6.6 Aufmärsche und Krawalle in Dortmund
Draußen war es aber manchmal sehr laut. Leute marschierten durch die Straßen, schwangen Fahnen und brüllten etwas, was sie meistens nicht verstand.
Wenn sie in solch einen Aufmarsch hineingeraten sollte, soll sie machen, dass sie in eine Seitenstraße kommt oder in einem Hauseingang verschwindet. Wenn es dann ruhig geworden ist, kann sie wieder herauskommen und so schnell sie kann nach Hause laufen, das erklärten ihr ihre Eltern. Ein junger Mann aus dem Nachbarhaus war brutal zusammengeschlagen worden und keiner wusste von wem. Er war zwar gesund geworden, aber danach „nicht mehr klar im Kopf“. Arbeiten konnte er nicht mehr, er bettelte.
In Huckarde waren solche Aufläufe aber äußerst selten, denn dieser Stadtteil liegt von der Stadtmitte doch ein Stück entfernt. Um den Hauptbahnhof herum, auf dem Westen-Hellweg, Hansaplatz und in den Wall-Straßen war zeitweise kein Durchkommen mehr, wenn sie marschierten. Meistens waren es Männer, nur wenige Frauen waren unter ihnen, auch furchtbar entstellte und verkrüppelte Menschen sah sie in der Menge. Solche Märsche konnten zu Krawallen ausarten. Manchmal hörte sie auch Schüsse. Es machte ihr schon Angst, aber nur ein bisschen, sie ist nicht ängstlich.

Wenn wir marschieren Seit´ an Seit´ …“, das Lied kannte sie, fand es schön und wenn sie das hörte, sang sie es mit.

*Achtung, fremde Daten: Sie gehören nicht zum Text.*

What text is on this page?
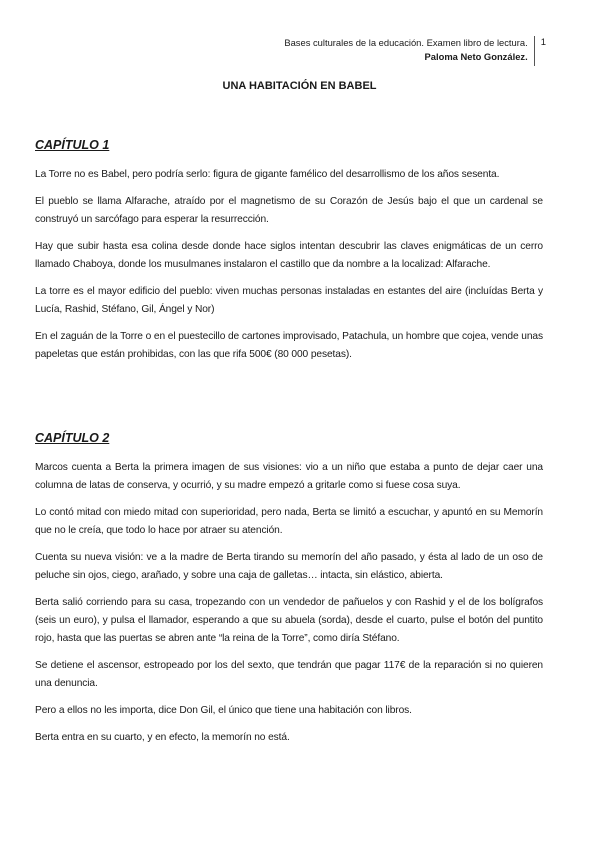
Bases culturales de la educación. Examen libro de lectura.
Paloma Neto González.
1
UNA HABITACIÓN EN BABEL
CAPÍTULO 1

La Torre no es Babel, pero podría serlo: figura de gigante famélico del desarrollismo de los años sesenta.

El pueblo se llama Alfarache, atraído por el magnetismo de su Corazón de Jesús bajo el que un cardenal se construyó un sarcófago para esperar la resurrección.

Hay que subir hasta esa colina desde donde hace siglos intentan descubrir las claves enigmáticas de un cerro llamado Chaboya, donde los musulmanes instalaron el castillo que da nombre a la localizad: Alfarache.

La torre es el mayor edificio del pueblo: viven muchas personas instaladas en estantes del aire (incluídas Berta y Lucía, Rashid, Stéfano, Gil, Ángel y Nor)

En el zaguán de la Torre o en el puestecillo de cartones improvisado, Patachula, un hombre que cojea, vende unas papeletas que están prohibidas, con las que rifa 500€ (80 000 pesetas).

CAPÍTULO 2

Marcos cuenta a Berta la primera imagen de sus visiones: vio a un niño que estaba a punto de dejar caer una columna de latas de conserva, y ocurrió, y su madre empezó a gritarle como si fuese cosa suya.

Lo contó mitad con miedo mitad con superioridad, pero nada, Berta se limitó a escuchar, y apuntó en su Memorín que no le creía, que todo lo hace por atraer su atención.

Cuenta su nueva visión: ve a la madre de Berta tirando su memorín del año pasado, y ésta al lado de un oso de peluche sin ojos, ciego, arañado, y sobre una caja de galletas… intacta, sin elástico, abierta.

Berta salió corriendo para su casa, tropezando con un vendedor de pañuelos y con Rashid y el de los bolígrafos (seis un euro), y pulsa el llamador, esperando a que su abuela (sorda), desde el cuarto, pulse el botón del puntito rojo, hasta que las puertas se abren ante “la reina de la Torre”, como diría Stéfano.

Se detiene el ascensor, estropeado por los del sexto, que tendrán que pagar 117€ de la reparación si no quieren una denuncia.

Pero a ellos no les importa, dice Don Gil, el único que tiene una habitación con libros.

Berta entra en su cuarto, y en efecto, la memorín no está.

Sie sang überhaupt gerne und ihre Mutter auch. Ihr Vater hörte den Beiden manchmal zu und brummte sich auch „etwas in den Bart“. Einen Bart trug er zwar nicht, aber einen Schnauzbart.

Wenn sie 20 oder mehr ist, darf sie auch wählen und sie weiß auch schon wen - Friedrich Ebert - den findet sie gut, den wird sie wählen, das hat sie sich vorgenommen, wird es aber niemandem verraten.